Stars of American Loggers, Swamp Loggers Call For Relief
The Carolina Loggers Association (CLA) and Professional Logging Contractors of Maine (PLC) have released video statements from stars of the American Loggers and Swamp Loggers reality television series calling for action from Congress and the Trump administration to provide pandemic relief to the nation’s struggling loggers and timber haulers.
Eldon and Rudy Pelletier of Maine, stars of American Loggers, and Bobby Goodson of North Carolina, star of Swamp Loggers, recorded the statements in late August following months of market declines and job losses in the nation’s logging industry due to the ongoing COVID-19 pandemic. A recent analysis generated for the American Loggers Council (ALC) shows that this year’s decrease in raw wood material consumption has led to a$1.83 billion reduction in the value of logger/trucker-delivered wood. The report, conducted by the analytics firm Forests2Market, found that raw wood material consumption between January-July 2020 was 6.7% less than the same period in 2019—dropping 21.4 million tons of material. This resulted in a 13% reduction ($1.83 billion) in value of the delivered wood.

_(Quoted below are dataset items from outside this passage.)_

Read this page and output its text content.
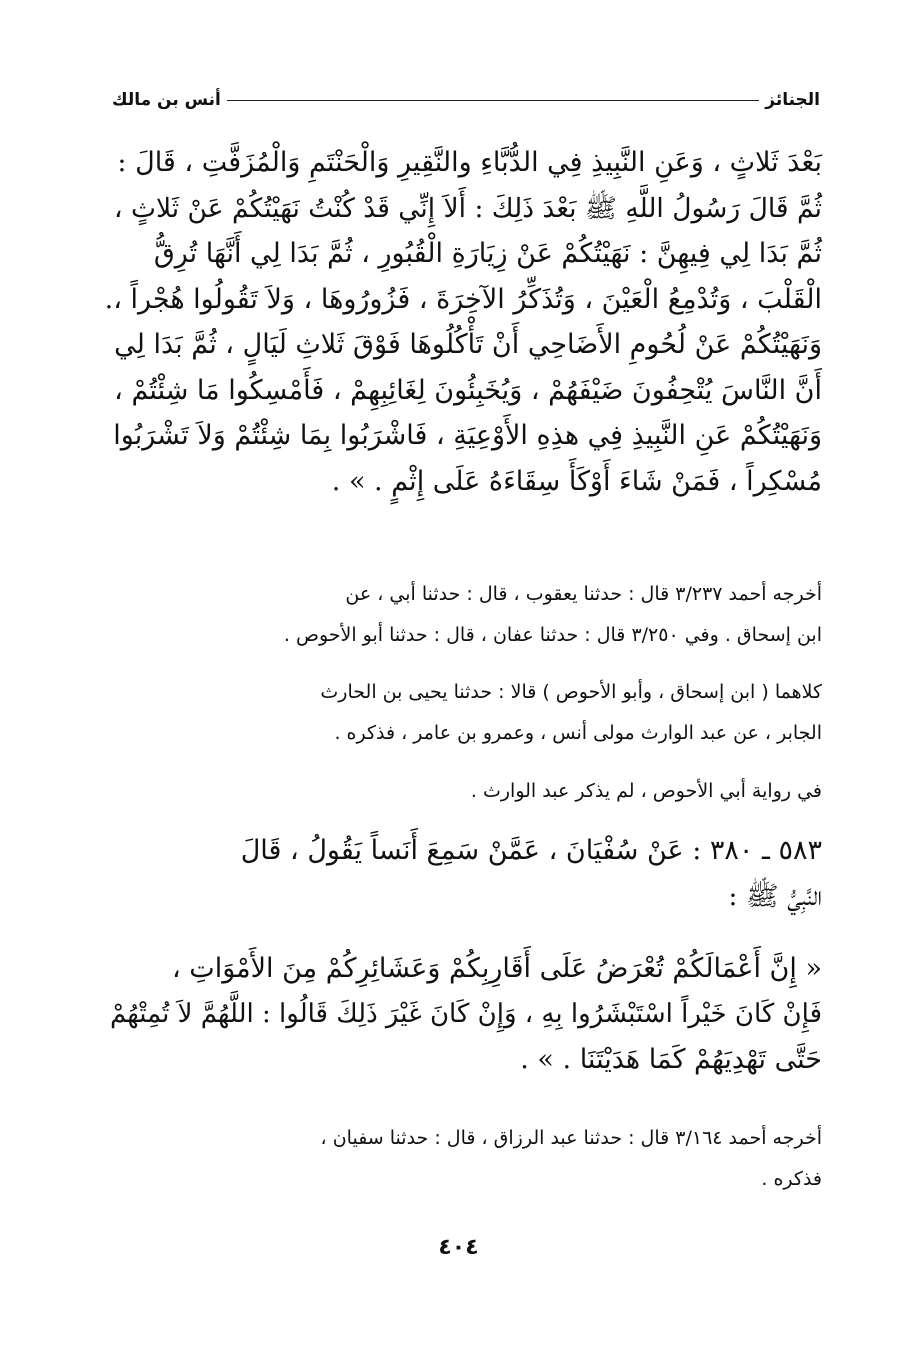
الجنائز
أنس بن مالك
بَعْدَ ثَلاثٍ ، وَعَنِ النَّبِيذِ فِي الدُّبَّاءِ والنَّقِيرِ وَالْحَنْتَمِ وَالْمُزَفَّتِ ، قَالَ :
ثُمَّ قَالَ رَسُولُ اللَّهِ ﷺ بَعْدَ ذَلِكَ : أَلاَ إِنِّي قَدْ كُنْتُ نَهَيْتُكُمْ عَنْ ثَلاثٍ ،
ثُمَّ بَدَا لِي فِيهِنَّ : نَهَيْتُكُمْ عَنْ زِيَارَةِ الْقُبُورِ ، ثُمَّ بَدَا لِي أَنَّهَا تُرِقُّ
الْقَلْبَ ، وَتُدْمِعُ الْعَيْنَ ، وَتُذَكِّرُ الآخِرَةَ ، فَزُورُوهَا ، وَلاَ تَقُولُوا هُجْراً ،.
وَنَهَيْتُكُمْ عَنْ لُحُومِ الأَضَاحِي أَنْ تَأْكُلُوهَا فَوْقَ ثَلاثِ لَيَالٍ ، ثُمَّ بَدَا لِي
أَنَّ النَّاسَ يُتْحِفُونَ ضَيْفَهُمْ ، وَيُخَبِئُونَ لِغَائِبِهِمْ ، فَأَمْسِكُوا مَا شِئْتُمْ ،
وَنَهَيْتُكُمْ عَنِ النَّبِيذِ فِي هذِهِ الأَوْعِيَةِ ، فَاشْرَبُوا بِمَا شِئْتُمْ وَلاَ تَشْرَبُوا
مُسْكِراً ، فَمَنْ شَاءَ أَوْكَأَ سِقَاءَهُ عَلَى إِثْمٍ . » .
أخرجه أحمد ٣/٢٣٧ قال : حدثنا يعقوب ، قال : حدثنا أبي ، عن
ابن إسحاق . وفي ٣/٢٥٠ قال : حدثنا عفان ، قال : حدثنا أبو الأحوص .
كلاهما ( ابن إسحاق ، وأبو الأحوص ) قالا : حدثنا يحيى بن الحارث
الجابر ، عن عبد الوارث مولى أنس ، وعمرو بن عامر ، فذكره .
في رواية أبي الأحوص ، لم يذكر عبد الوارث .
٥٨٣ ـ ٣٨٠ : عَنْ سُفْيَانَ ، عَمَّنْ سَمِعَ أَنَساً يَقُولُ ، قَالَ
النَّبِيُّ ﷺ :
« إِنَّ أَعْمَالَكُمْ تُعْرَضُ عَلَى أَقَارِبِكُمْ وَعَشَائِرِكُمْ مِنَ الأَمْوَاتِ ،
فَإِنْ كَانَ خَيْراً اسْتَبْشَرُوا بِهِ ، وَإِنْ كَانَ غَيْرَ ذَلِكَ قَالُوا : اللَّهُمَّ لاَ تُمِتْهُمْ
حَتَّى تَهْدِيَهُمْ كَمَا هَدَيْتَنَا . » .
أخرجه أحمد ٣/١٦٤ قال : حدثنا عبد الرزاق ، قال : حدثنا سفيان ،
فذكره .
٤٠٤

The effects of the pandemic have crippled loggers across the U.S., and though separated by hundreds of miles, the Pelletiers and Goodson describe similar scenarios of job losses, revenue losses and unprecedented challenges. They also agree that while loggers never ask for help and have never received any, they need help now like that already provided to farmers and fishermen by Congress and the Trump Administration.

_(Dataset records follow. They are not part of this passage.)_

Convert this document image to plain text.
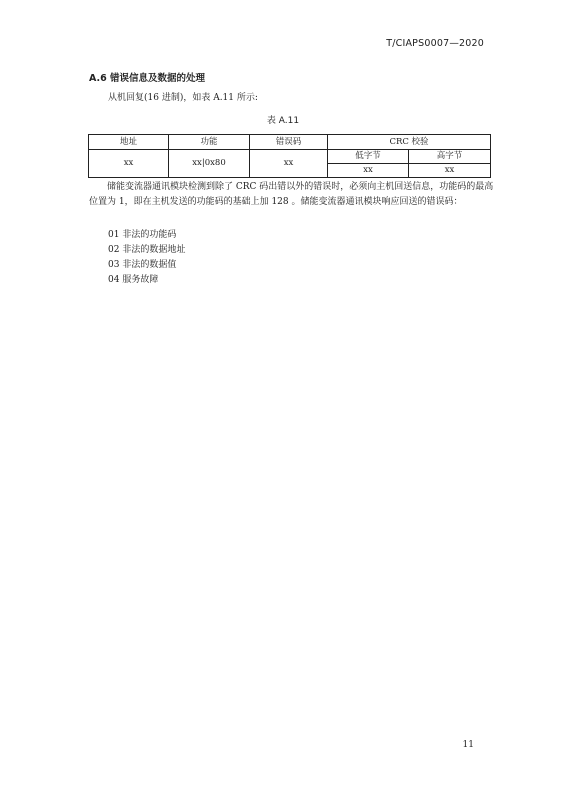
T/CIAPS0007—2020
A.6 错误信息及数据的处理
从机回复(16 进制)，如表 A.11 所示:
表 A.11
地址	功能	错误码	CRC 校验	
xx	xx|0x80	xx	低字节	高字节
			xx	xx

储能变流器通讯模块检测到除了 CRC 码出错以外的错误时，必须向主机回送信息，功能码的最高位置为 1，即在主机发送的功能码的基础上加 128 。储能变流器通讯模块响应回送的错误码：

01 非法的功能码
02 非法的数据地址
03 非法的数据值
04 服务故障
11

“Logging is farming,” Goodson says, “Loggers in North Carolina, we’re hurting right now, and we need some help. We are farmers, and we’ve never asked for help before, but this is a time that we need it.”

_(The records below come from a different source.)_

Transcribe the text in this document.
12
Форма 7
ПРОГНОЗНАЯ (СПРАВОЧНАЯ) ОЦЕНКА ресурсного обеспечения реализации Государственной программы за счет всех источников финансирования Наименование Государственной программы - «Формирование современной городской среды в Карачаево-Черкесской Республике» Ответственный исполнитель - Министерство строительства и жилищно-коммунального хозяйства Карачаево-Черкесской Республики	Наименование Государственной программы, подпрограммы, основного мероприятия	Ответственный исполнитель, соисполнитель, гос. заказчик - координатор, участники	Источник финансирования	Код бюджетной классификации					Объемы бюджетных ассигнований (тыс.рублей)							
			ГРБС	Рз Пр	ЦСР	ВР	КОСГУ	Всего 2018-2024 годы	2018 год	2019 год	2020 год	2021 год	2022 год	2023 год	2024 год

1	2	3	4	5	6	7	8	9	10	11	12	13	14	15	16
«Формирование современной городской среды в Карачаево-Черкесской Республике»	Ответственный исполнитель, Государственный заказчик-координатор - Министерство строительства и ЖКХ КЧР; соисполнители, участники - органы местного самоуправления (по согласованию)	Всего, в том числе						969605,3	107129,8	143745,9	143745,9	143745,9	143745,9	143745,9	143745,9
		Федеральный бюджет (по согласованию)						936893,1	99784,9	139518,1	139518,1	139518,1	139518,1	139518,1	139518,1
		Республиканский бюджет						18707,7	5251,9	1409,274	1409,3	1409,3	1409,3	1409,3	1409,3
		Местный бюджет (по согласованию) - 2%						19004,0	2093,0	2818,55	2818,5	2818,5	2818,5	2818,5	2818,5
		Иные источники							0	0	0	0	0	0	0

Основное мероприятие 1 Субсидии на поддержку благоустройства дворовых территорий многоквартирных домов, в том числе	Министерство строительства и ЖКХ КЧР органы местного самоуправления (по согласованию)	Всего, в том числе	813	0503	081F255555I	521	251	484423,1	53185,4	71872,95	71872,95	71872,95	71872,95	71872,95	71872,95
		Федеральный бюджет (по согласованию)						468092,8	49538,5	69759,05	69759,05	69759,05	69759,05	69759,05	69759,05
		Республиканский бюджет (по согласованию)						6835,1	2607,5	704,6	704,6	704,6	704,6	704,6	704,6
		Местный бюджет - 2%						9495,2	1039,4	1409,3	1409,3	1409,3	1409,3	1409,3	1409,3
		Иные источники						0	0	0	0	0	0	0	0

While Eldon Pelletier says, “We’re not asking for handouts but we know the government has helped the maple syrup people, and we feel that being in the logging and the woods industry that maybe there would be something there that could be given to us to help us. Any help we can get would be a big plus…we’ve never needed it more than now.”
While Congress and the U.S. Department of Agriculture (USDA) have provided relief funding for numerous agricultural categories, they have not yet classified timber within the category that qualifies for COVID-19 assistance. The USDA’s Coronavirus Food Assistance Program (CFAP) received $16 billion to provide direct support to certain agricultural producers based on actual losses where prices and market supply chains have been affected. The program will assist producers with additional adjustments and changes in marketing costs that result from oversaturated markets and lack of demand for the 2020 marketing year as a result of COVID-19. Maple syrup producers have been granted eligibility for the program, as have producers of wool, cut flowers, aloe leaves and upland cotton. Elsewhere, Congress has yet to act on bipartisan Logger Relief bills introduced in the Senate (S.4233) by Senator Susan Collins (R-ME) and Senator Tina Smith (D-MN), and in the House (H.R. 7690) by Representative Jared Golden (D-ME) and Representative David Rouzer (R-NC). Specifically, the bills would direct the USDA to make economic relief payments to logging and log trucking businesses that experienced losses of greater than 10% in the first two quarters of 2020 (as compared to 2019). The program would be similar to others already enacted by Congress for agricultural producers.
Even though members of Congress from 13 states have co-sponsored the Logger Relief Act—to date, loggers and timber haulers have received no direct federal aid.